Warren used a knife to etch another tally mark into the broken chair that he was next to. It had been four months and three days since the opening to the storeroom had been destroyed, trapping him for potentially forever. He dropped the knife down next to the chair and stared at his watch in boredom; it had been his only way to keep track of the days going by.

He had long since dropped his cheery attitude, because only Bubda could see him here anyways and he didn't seem to care how Warren acted.

Bubda thought that this situation was almost perfect. The only meaning that Bubda got from his home being sealed off from the rest of the world was that no unwanted visitors could stumbled into his home anymore. It would be perfect for him now if he didn't have his one unwanted roommate.

Warren, however, only saw it as his own death. He looked around the small space. He had enough food supplies to last for quite a long time- a few years, maybe, if he was careful and managed to keep Bubda out of his food (something that he hadn't been very successful with so far because of some promise Seth had made).

As if sensing Warren's thoughts Bubda appeared, biting into an apple from one of Warren's stores. Warren sighed but gave up the fight before he could even start it this time. "Play Yahtzee?" Bubda asked.

What was it Seth had said? Warren wondered. You can only play so much Yahtzee before you go insane. That was turning out to be very true. The thought of spending the rest of his life with only an unsociable hermit troll playing Yahtzee was disheartening. If this was the price for seeking solitude in his free time, he would spend the rest of his life surrounded by hundreds of people. Silence was the worst sound to him now.

Bubda was still waiting expectantly for an answer. "No, Bubda," Warren told him. "Later."

Bubda shrugged and began to play a game against himself. Warren didn't see how the troll could still like that game after this long, but day in and day out he never tired of it.

The noise of the dice was already starting to annoy him. Warren moved carefully around- which he could do now; his abdomen was almost fully healed- and found some ancient-looking paper in an old box. Digging through more of the boxes and barrels, he found a pen. He leaned back on one of the boxes and carefully tore the paper into over fifty almost even pieces, sketching on each of them carefully. He had never been an artist, but it wasn't like he had a deadline now.

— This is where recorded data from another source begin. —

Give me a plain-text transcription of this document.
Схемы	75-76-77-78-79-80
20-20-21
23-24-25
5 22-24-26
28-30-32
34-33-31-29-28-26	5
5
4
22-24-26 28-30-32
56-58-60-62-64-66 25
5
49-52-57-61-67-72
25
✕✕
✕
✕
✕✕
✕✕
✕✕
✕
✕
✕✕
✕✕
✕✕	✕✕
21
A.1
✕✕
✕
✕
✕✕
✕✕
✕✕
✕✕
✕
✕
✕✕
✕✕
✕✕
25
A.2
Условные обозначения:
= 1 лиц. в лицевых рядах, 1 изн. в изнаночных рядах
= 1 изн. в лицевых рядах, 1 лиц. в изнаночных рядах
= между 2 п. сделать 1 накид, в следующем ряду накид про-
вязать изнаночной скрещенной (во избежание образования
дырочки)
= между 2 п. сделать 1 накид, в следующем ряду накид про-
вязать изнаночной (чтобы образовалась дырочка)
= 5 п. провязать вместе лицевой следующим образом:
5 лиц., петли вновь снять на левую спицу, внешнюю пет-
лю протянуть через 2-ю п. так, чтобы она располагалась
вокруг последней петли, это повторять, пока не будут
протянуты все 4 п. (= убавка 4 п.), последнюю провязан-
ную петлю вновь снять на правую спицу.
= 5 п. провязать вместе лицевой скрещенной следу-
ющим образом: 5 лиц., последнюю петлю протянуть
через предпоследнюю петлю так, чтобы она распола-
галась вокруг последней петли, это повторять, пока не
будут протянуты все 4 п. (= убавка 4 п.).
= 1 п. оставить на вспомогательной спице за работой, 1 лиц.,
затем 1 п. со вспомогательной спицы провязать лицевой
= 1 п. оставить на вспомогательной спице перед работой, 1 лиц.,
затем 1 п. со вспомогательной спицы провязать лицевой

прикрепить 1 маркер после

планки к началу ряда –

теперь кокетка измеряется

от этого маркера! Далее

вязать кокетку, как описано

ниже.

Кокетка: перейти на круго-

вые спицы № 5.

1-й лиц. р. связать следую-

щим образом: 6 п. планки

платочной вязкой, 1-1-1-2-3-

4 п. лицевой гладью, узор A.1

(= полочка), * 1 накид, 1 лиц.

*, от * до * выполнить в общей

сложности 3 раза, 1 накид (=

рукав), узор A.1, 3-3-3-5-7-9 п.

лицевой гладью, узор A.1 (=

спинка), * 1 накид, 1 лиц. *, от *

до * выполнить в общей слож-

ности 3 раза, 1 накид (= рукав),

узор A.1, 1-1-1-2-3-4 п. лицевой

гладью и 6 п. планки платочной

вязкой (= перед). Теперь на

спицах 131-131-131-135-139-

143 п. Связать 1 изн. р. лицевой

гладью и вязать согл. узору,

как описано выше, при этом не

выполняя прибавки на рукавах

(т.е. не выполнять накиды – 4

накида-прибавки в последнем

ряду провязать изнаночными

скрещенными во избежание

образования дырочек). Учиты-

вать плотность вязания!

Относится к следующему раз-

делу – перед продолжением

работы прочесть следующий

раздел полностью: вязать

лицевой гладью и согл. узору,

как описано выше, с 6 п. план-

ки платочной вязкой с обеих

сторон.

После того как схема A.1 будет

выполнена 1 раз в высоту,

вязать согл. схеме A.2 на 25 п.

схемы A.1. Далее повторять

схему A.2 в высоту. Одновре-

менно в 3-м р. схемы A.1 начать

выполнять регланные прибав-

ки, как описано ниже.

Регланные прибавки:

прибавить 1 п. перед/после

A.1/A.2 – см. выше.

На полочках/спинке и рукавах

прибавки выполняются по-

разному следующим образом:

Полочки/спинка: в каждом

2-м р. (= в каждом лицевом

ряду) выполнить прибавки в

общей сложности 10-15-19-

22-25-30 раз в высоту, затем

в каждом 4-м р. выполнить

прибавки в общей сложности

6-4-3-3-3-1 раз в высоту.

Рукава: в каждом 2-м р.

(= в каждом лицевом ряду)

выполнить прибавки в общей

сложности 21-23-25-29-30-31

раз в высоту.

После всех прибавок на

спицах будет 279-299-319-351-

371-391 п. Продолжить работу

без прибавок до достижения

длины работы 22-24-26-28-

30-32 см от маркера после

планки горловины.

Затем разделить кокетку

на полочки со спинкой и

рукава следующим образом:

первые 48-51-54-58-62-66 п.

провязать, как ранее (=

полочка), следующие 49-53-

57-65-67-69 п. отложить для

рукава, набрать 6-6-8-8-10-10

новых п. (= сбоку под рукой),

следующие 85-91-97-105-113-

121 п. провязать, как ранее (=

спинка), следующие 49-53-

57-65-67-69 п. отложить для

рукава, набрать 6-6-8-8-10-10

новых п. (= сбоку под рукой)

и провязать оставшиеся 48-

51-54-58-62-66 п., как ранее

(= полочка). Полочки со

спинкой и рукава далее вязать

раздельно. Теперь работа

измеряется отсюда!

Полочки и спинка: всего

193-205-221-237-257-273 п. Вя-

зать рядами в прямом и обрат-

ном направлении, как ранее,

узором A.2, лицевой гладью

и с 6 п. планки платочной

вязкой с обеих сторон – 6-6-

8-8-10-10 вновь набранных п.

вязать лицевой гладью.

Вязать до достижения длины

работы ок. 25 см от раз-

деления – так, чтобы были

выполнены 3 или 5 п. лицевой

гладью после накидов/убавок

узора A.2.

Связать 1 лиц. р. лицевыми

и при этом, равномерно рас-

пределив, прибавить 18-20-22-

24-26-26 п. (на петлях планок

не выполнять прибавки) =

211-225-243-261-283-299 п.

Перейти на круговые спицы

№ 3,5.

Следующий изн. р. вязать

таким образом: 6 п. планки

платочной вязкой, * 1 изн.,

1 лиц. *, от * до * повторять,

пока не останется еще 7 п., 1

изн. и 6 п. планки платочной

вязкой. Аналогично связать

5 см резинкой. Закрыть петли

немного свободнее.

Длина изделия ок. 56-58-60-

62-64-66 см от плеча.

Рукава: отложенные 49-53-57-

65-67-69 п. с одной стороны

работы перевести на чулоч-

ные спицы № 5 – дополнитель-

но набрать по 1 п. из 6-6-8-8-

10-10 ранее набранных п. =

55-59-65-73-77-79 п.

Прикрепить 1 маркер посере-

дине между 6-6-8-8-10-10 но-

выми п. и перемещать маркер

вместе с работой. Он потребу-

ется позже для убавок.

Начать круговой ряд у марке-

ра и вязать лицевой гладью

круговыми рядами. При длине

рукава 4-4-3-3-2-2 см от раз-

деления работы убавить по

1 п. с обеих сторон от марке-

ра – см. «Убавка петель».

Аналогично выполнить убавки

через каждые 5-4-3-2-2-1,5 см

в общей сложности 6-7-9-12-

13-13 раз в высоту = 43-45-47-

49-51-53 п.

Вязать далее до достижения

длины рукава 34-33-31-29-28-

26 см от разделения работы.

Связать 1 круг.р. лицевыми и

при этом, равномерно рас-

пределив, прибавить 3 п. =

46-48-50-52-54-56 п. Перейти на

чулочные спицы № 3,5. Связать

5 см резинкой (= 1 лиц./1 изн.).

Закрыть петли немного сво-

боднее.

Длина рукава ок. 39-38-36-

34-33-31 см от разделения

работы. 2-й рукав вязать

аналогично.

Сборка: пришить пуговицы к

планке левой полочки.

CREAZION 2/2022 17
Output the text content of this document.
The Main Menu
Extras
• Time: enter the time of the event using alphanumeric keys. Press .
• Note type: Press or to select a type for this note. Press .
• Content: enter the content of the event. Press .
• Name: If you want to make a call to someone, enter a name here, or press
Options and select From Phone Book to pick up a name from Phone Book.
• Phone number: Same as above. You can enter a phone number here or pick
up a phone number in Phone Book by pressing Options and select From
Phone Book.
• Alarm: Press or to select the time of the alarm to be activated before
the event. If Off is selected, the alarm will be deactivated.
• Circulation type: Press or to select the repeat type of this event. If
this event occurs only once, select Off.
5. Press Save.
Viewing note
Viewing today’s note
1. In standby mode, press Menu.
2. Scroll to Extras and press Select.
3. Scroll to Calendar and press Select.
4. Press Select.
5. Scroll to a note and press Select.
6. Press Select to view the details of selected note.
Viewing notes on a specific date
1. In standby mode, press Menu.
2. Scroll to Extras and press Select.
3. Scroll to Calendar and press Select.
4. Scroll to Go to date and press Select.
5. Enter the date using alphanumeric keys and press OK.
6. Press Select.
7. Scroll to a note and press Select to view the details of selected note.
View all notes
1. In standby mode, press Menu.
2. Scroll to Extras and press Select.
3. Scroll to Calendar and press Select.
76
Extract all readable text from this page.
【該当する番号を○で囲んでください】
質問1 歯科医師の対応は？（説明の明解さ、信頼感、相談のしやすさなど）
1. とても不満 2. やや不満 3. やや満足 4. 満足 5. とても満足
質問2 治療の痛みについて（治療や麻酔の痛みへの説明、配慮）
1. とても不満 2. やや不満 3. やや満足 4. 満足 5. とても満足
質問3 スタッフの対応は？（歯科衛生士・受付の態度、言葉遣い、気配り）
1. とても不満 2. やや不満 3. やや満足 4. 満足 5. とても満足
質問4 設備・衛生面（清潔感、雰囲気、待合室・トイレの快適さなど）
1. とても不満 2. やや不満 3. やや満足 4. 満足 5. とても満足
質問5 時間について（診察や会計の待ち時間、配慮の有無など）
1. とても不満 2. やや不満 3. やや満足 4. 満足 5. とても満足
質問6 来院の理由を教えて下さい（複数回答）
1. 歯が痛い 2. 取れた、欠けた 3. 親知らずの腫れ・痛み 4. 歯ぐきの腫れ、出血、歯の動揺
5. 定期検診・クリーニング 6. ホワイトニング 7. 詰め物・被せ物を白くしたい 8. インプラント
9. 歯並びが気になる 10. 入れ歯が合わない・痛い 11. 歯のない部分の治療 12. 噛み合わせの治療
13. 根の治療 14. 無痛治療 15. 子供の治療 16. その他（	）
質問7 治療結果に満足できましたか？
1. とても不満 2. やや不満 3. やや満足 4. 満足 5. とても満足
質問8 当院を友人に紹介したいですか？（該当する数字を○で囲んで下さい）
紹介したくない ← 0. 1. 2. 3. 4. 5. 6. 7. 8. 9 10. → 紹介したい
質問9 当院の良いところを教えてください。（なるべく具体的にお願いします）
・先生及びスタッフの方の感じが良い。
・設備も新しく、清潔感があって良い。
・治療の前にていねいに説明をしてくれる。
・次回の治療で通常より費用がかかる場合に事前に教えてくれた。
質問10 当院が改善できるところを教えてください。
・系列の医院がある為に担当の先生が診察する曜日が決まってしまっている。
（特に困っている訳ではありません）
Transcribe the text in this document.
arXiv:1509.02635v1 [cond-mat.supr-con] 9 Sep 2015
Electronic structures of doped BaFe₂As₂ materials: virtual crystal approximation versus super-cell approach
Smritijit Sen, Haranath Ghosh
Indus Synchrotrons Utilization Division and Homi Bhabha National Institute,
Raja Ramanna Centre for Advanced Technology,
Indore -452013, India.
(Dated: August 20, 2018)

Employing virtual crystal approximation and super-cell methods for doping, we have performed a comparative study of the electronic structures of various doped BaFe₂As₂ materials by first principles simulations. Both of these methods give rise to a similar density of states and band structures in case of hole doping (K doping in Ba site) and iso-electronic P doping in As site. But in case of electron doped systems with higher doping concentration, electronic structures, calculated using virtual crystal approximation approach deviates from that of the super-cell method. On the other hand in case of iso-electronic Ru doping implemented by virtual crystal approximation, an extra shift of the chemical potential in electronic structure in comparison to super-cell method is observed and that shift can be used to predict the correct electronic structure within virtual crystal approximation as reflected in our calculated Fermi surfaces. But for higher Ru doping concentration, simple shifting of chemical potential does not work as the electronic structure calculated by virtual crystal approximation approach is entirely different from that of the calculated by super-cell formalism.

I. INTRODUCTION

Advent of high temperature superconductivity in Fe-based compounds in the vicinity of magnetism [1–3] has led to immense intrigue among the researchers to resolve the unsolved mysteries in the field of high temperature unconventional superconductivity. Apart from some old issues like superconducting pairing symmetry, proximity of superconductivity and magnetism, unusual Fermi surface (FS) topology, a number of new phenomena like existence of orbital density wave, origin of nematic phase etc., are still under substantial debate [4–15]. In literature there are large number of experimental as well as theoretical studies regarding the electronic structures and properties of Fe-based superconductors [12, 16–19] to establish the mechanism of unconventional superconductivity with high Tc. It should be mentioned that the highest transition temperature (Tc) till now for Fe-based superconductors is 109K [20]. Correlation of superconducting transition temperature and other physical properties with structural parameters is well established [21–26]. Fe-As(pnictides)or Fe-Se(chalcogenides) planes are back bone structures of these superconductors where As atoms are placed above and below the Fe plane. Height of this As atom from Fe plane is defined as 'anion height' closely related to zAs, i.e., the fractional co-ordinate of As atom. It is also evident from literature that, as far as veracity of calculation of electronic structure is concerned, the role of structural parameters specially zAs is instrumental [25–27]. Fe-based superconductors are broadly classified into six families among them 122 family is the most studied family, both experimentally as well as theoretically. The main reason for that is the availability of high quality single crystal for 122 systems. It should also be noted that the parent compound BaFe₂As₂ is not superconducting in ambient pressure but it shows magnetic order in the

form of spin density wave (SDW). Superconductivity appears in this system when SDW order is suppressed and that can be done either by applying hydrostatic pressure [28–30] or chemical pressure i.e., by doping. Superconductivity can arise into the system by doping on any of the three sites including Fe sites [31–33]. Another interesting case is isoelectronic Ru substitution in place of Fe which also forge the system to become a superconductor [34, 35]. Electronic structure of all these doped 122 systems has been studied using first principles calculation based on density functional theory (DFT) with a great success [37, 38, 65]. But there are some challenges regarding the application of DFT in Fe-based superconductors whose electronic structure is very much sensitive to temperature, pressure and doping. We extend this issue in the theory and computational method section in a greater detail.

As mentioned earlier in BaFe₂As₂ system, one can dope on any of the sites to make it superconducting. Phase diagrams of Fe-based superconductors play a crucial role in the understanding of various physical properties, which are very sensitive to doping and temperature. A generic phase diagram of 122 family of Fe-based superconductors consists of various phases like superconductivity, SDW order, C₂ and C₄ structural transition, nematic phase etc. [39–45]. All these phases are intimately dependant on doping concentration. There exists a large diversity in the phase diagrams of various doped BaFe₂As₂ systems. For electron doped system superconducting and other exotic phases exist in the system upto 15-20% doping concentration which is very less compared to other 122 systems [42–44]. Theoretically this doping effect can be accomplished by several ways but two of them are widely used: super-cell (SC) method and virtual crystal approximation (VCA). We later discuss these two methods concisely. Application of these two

When Warren was finally satisfied with his work he piled them into a loose stack. "Bubda," he called to the troll. Bubda looked warily up from his game to acknowledge Warren. "I have a new game to teach you."

The troll looked suspicious. "Like Yahtzee?" he asked carefully.

Warren grinned, finding a bit of his old confidence somewhere. "Even better than Yahtzee," he promised the troll.

As he shuffled his home-made, uneven deck of cards he thought of all of his family that were hopefully out there somewhere: his protective older brother, Dale, his cousins Kendra and Seth, their grandparents Stan and Ruth, and his friends Coulter and Tanu. He wasn't even sure if all of them were still alive, but he had faith that none of them would be easily taken down by the enemy. His confidence grew as he remembered all of their combined resilience, his own included. Despite his current run of bad luck, he had always managed to bounce back. If the situations were switched, Warren knew that he would never give up on any of his family. He had absolute trust that none of them would let him go so easily, either. They would find him; he was sure of it. He knew that he would only have to keep it together until they did.

With his old hope and confidence building inside of him once more he began to deal out the cards.